Special study in a particular aspect of Engineering under the direct supervision of a graduate faculty member. Research results are presented in the form of a paper.

0601. Engineering Mathematics II.   (3 s.h.)

Prerequisite: ENGR 501.

Provides students with the analytical and numerical tools needed to solve partial differential equations of the type found in engineering practice. Topics include: the UNIX programming environment; the C programming language; separation of variables methods in Cartesian and non-Cartesian coordinate systems; integral transform methods; root finding; integration/differentiation; interpolation of tabulated data; initial-value and boundary-value problems; partial differential equations.
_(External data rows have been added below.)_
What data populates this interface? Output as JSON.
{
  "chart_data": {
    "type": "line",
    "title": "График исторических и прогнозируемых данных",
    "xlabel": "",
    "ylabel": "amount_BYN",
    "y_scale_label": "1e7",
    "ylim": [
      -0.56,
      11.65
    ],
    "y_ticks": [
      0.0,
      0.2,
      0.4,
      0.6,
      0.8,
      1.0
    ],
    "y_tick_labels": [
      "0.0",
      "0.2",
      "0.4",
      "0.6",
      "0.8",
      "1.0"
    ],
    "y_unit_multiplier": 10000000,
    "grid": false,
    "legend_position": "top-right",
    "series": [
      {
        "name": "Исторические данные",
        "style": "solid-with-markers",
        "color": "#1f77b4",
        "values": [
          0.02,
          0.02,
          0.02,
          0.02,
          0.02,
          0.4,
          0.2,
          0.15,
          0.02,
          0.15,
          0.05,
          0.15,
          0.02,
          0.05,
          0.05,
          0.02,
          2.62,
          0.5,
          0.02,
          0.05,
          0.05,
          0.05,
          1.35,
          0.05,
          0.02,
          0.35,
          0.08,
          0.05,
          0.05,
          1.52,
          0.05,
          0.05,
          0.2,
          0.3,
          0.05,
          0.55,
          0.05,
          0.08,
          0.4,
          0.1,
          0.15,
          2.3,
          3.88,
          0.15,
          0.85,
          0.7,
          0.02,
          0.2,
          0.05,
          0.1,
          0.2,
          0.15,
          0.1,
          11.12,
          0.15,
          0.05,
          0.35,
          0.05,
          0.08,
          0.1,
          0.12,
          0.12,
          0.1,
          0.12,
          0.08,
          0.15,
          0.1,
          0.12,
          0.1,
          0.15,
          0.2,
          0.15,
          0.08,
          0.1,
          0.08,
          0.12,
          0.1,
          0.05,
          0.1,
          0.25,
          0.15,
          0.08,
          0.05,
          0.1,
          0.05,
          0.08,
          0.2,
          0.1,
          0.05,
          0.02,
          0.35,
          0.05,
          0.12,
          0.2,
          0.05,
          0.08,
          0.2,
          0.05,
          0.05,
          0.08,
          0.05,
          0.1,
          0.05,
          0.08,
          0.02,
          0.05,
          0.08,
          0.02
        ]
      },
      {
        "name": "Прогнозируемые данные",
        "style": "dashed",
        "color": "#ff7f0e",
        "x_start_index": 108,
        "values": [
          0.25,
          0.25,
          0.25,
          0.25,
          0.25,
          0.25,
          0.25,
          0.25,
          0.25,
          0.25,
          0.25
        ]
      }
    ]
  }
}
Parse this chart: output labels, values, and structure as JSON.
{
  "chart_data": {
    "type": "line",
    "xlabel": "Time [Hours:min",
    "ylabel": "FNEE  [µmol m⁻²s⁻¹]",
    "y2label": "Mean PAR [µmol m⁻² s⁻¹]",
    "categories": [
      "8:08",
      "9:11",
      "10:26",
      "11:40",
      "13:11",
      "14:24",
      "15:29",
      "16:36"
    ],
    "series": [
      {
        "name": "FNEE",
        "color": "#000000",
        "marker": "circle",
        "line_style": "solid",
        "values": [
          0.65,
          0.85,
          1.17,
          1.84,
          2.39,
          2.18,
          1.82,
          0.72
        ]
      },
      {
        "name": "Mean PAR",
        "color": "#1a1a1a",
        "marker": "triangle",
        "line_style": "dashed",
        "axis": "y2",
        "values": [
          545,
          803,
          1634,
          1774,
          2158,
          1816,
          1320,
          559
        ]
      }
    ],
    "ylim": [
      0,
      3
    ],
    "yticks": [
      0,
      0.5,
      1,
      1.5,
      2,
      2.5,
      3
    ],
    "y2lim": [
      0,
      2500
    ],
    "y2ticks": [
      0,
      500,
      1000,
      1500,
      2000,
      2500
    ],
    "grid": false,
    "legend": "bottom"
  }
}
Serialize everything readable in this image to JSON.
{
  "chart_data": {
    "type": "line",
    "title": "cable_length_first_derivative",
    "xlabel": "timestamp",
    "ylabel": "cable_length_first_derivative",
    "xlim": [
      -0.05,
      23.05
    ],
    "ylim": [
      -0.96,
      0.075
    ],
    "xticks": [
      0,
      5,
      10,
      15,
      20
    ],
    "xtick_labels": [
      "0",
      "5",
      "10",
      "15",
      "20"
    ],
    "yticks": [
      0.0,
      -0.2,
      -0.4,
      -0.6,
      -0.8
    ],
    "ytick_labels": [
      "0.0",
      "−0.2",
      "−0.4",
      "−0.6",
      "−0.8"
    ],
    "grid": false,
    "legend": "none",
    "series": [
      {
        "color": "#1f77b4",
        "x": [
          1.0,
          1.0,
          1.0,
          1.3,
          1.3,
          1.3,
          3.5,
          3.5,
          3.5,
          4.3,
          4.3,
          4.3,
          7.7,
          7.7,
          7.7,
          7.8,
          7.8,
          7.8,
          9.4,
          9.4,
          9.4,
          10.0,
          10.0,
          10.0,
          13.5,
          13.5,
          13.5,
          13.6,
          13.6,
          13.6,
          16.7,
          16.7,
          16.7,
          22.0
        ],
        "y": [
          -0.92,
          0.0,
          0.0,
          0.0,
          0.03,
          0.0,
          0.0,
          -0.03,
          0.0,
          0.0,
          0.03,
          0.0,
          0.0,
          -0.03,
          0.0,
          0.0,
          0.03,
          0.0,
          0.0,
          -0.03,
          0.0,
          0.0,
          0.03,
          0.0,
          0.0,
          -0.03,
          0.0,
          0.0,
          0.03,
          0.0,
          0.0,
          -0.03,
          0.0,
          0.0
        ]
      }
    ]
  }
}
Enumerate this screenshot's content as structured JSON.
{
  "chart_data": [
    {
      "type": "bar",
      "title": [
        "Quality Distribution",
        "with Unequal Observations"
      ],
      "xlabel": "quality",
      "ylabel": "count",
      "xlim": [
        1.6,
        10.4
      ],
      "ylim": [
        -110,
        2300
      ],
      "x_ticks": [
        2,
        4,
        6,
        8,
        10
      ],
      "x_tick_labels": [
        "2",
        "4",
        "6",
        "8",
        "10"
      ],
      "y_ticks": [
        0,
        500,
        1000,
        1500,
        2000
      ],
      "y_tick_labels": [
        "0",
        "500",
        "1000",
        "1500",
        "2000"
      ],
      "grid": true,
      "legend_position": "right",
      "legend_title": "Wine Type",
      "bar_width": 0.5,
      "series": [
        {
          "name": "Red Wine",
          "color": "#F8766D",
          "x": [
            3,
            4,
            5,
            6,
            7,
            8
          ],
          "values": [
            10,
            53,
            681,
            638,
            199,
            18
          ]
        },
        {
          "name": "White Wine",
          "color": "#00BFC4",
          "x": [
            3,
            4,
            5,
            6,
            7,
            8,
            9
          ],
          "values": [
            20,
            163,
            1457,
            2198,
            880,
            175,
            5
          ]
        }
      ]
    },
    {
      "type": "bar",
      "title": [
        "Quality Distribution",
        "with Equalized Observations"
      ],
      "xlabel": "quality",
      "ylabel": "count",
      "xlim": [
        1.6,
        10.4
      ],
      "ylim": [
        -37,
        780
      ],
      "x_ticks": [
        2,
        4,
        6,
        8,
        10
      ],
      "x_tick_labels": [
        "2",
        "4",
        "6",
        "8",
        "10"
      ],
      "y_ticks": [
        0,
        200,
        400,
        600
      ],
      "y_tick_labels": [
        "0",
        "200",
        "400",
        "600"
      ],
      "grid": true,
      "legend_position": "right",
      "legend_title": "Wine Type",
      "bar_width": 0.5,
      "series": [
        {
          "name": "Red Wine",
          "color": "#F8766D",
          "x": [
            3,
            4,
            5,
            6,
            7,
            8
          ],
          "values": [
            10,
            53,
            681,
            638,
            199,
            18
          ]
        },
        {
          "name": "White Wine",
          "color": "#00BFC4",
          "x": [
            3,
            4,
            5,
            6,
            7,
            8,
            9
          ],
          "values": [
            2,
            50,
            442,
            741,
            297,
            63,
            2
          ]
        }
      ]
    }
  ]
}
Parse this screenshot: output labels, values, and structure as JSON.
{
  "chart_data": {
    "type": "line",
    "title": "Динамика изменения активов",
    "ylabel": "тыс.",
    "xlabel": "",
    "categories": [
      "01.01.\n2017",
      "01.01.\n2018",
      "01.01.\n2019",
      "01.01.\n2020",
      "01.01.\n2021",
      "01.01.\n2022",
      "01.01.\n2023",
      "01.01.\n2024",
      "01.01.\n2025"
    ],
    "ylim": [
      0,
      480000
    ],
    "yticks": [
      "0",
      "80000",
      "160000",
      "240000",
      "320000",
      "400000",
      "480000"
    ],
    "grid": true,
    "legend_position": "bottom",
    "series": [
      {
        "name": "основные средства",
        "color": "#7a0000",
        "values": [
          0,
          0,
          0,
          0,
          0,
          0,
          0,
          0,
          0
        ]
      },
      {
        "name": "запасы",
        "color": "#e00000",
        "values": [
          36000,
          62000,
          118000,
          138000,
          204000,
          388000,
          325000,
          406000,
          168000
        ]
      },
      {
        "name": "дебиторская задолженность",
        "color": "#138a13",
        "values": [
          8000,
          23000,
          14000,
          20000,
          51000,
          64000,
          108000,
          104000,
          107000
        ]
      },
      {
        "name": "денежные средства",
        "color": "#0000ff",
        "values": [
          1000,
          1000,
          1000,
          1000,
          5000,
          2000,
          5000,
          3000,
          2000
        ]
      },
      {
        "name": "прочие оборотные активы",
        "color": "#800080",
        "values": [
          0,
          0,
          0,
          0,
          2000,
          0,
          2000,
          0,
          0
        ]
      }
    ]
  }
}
0611. Experimental Methods   (3 s.h.)

Application and design of experimental techniques and measurement systems used in engineering laboratories. Introduction to the DMM, digital scope, and computer-based data acquisition systems for measurements of force, motion, pressure, temperature, and flow in steady and unsteady systems. Data transmission, data analysis and presentation, and computer interfacing techniques. Statistical methods and uncertainty analysis. Hands-on experience with state-of-the-art instrumentation systems.

0616. Fluid Dynamics   (3 s.h.)

Navier-Stoke`s equation, Laminar and turbulent flow, boundary layer phenomena, compressible fluid flow including isotropic flow, shock waves, friction flow, and flow with heat transfer.

0625. Modeling and Simulation of Dynamic Systems   (3 s.h.)

Mathematical methods for the dynamic analysis of multi-degreeof freedom, linear and non-linear structures and machines are studied. Computer programming and one of standard math programs are required.

0780. CAD/CAM   (3 s.h.)

Prerequisite: ME 630.

Development and application of computers in today's manufacturing environment. This is an introductory CAD/CAM course teaching basic concepts applied to today's modern technologies. Various topics include: geometric modeling/ tolerancing, process engineering, computer graphics, PLC's, data communication and LAN's, NC and CNC, robotics, group technology, CIM, and concurrent engineering. Students will become familiar with these topics and use modern equipment and software to develop their own projects.

0790. Special Topics   (0-3 s.h.)

Students present their research results at an open seminar. The seminars may be arranged on a biweekly basis over the semester. Active participation of all graduate students is expected.

0796. Research I.   (1-6 s.h.)

Under the guidance of a faculty member, the student will conduct an independent research on a selected topic in engineering. The research results will be presented in the form of a paper.

0797. Research II.   (1-6 s.h.)

Under the guidance of a faculty member, the student will conduct an independent research on a selected topic in engineering. The research results will be presented in the form of a paper.

0799. Preliminary Examination Preparation   (1-6 s.h.)

This course is intended for Ph.D. students who have completed their coursework but who have not yet passed both the Ph.D. Preliminary Examination.

0899. Pre-Dissertation Research   (1-6 s.h.)

This course is intended for Ph.D. students who have passed both the Preliminary and Qualifying Examinations but who have not been elevated to candidacy.

0999. Dissertation Research   (1-6 s.h.)

This course is intended only for those students who have achieved Ph.D. Candidacy status. A minimum of 6 semester hours is required for graduation.